3. Look for Ways to Trim Expenses
Efficiency is not only about improving ways of doing things. It also includes effective ways for cutting back on unnecessary costs. Take a careful look at your office operations and consider if there are ways in which you could reduce your overhead. One cost-effective office solution is to switch from a traditional fax to an online faxing system. This can help you reduce the costs of office equipment and consumables and cut down on your telecommunications costs.
4. How Can You Speed up Processes?
Thanks to advances in technology, there are ways in which you can speed up your processes without compromising on service delivery or quality. Using online payment mechanisms, online faxing, online data capture and virtual services can help you to speed up your processes. Saving time in business effectively translates to saving money.

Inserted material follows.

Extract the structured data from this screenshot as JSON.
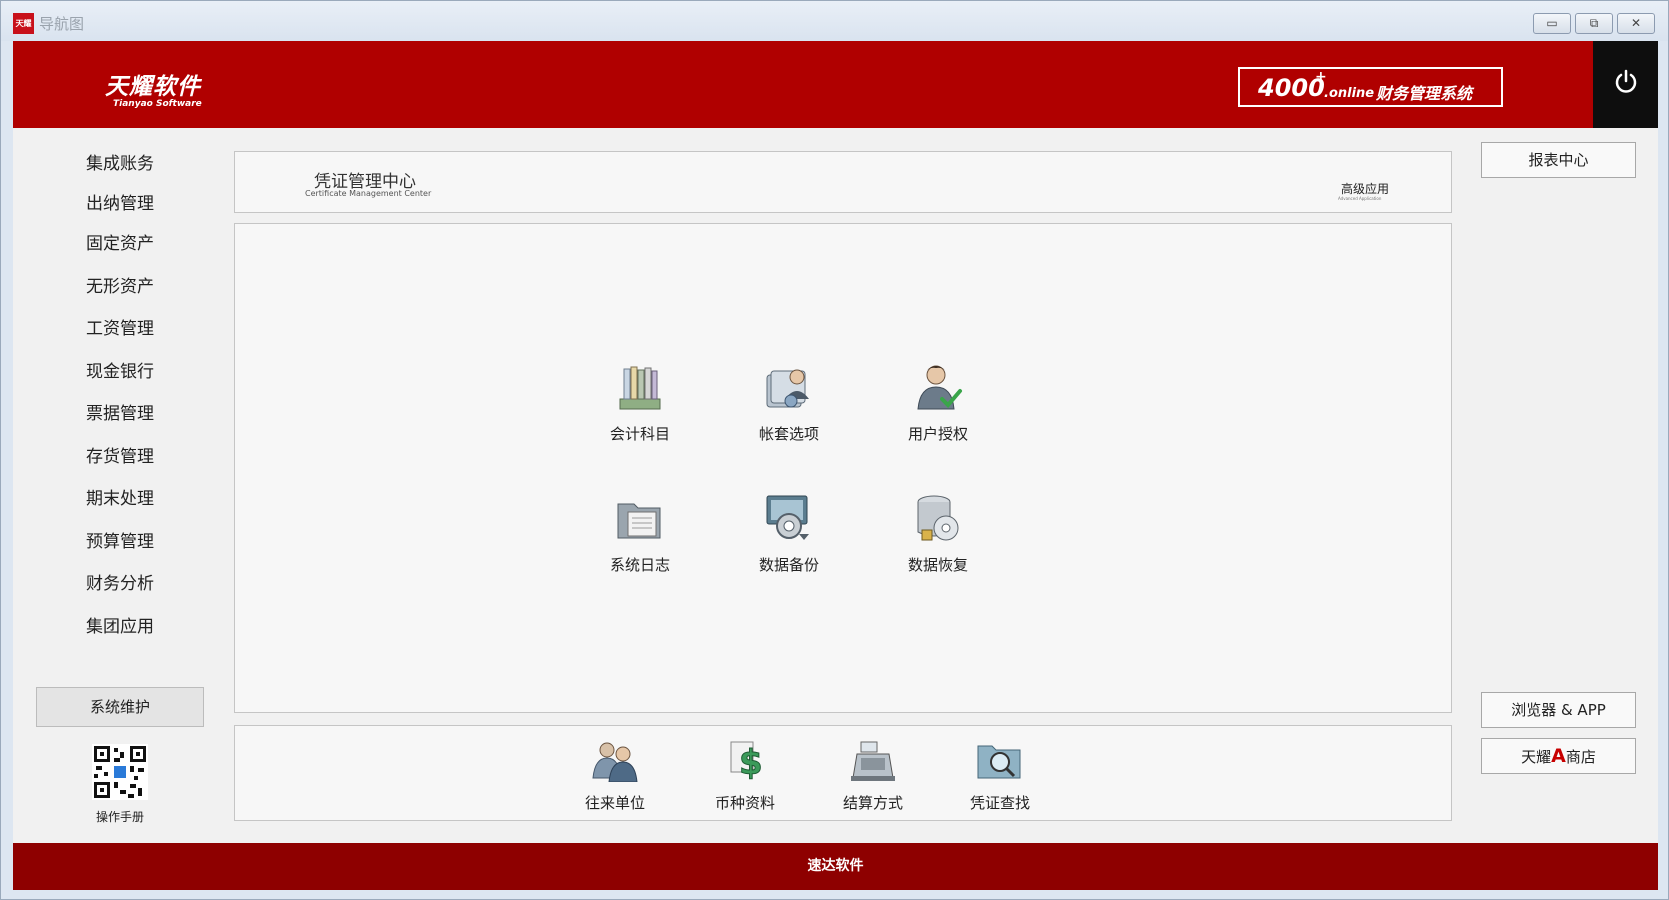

5. Keep Your Administration Current
Administration is a part of the business that no one likes to do yet it is essential. When you let your admin fall behind, you affect the efficiency of your operations. It’s much more efficient to pull up a file on your computer than to dig through piles of papers to find it. Create folders on your computer where you can file emails and faxes for easy reference. Make sure that your anti-virus software is regularly updated and that you run scans to keep your systems secure. Back up your system onto external hard drives. This will ensure that if computers are stolen or data is corrupted, you have a backup of your files and can continue to do business with minimal interruptions.
6. Put Yourself in Your Customers’ Shoes
Always think of what your customers want. Think of how your products and services will be relevant to them. Think of ways to deliver your product that is easy and convenient for your customers. When you are focused on delivering a quality service to your customers, you will be more conscious of finding the most efficient way to do things.
7. Keep Current with Online Trends
The online industry is constantly evolving. New products are introduced almost on a daily basis that can help you to make your business more efficient. Easier ways of keeping in touch with customers and systems to help you manage your business can help you make your online business more efficient.